Apple study reveals AI's struggle with complex reasoning
What's the story
Ahead of the much-anticipated Worldwide Developers Conference (WWDC), Apple has published a study titled "The Illusion of Thinking: Understanding the Strengths and Limitations of Reasoning Models via the Lens of Problem Complexity."
The research tested several 'reasoning' artificial intelligence (AI) models, including Anthropic's Claude, OpenAI's models, DeepSeek R1, and Google's Thinking models.The goal was to see how well these systems could replicate human reasoning in complex problem-solving scenarios.
Evaluation critique
The study's focus and methodology
The study takes issue with the standard practice of evaluating Large Reasoning Models (LRMs) using established mathematical and coding benchmarks.
It argues these methods suffer from data contamination and fail to provide insights into reasoning trace structure and quality.
Instead, it proposes a controlled experimental testbed using algorithmic puzzle environments as a more effective way to assess AI reasoning capabilities.
Research results
AI models struggle with complex problem-solving scenarios
The study found that state-of-the-art LRMs like o3-mini, DeepSeek-R1, and Claude-3.7-Sonnet-Thinking still struggle to develop generalizable problem-solving capabilities.
Their accuracy collapses to zero beyond certain complexities across different environments.
This stark finding highlights a major limitation of current AI systems: the inability to handle complex problems consistently.
Future prospects
Need to evolve AI evaluation methods, says study
The research highlights the need to evolve AI evaluation methods and understand the fundamental benefits and limitations of LRMs.
It raises critical questions about these models' capabilities for generalizable reasoning and their performance scaling with increasing problem complexity.

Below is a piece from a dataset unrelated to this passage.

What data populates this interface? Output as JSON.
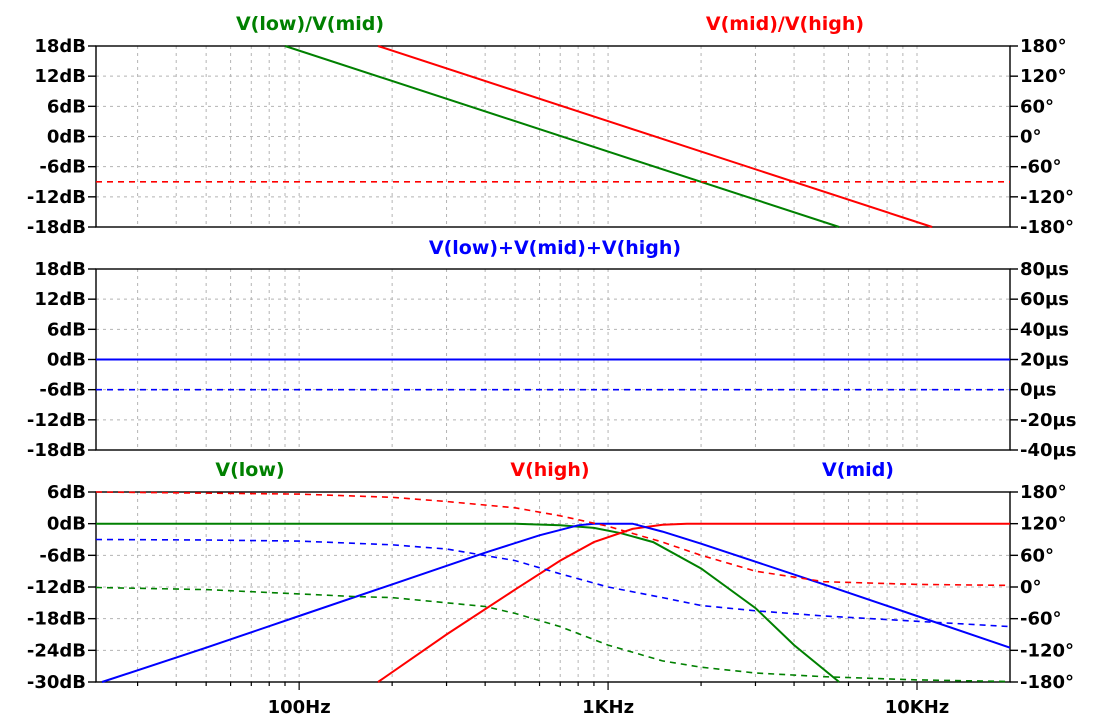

These findings could inform Apple's future AI strategies, possibly focusing on specific use cases where current AI methods are not reliable.
Scaling insights
Models actually reduce their reasoning effort as complexity increases
The study also found a counter-intuitive scaling limit in the reasoning effort of these models, which is measured by inference token usage during the "thinking" phase.
Initially, these models spend more tokens, but as complexity increases, they actually reduce their reasoning effort closer to an inevitable accuracy collapse.
This observation provides further insight into the limitations of current AI systems in handling complex problems.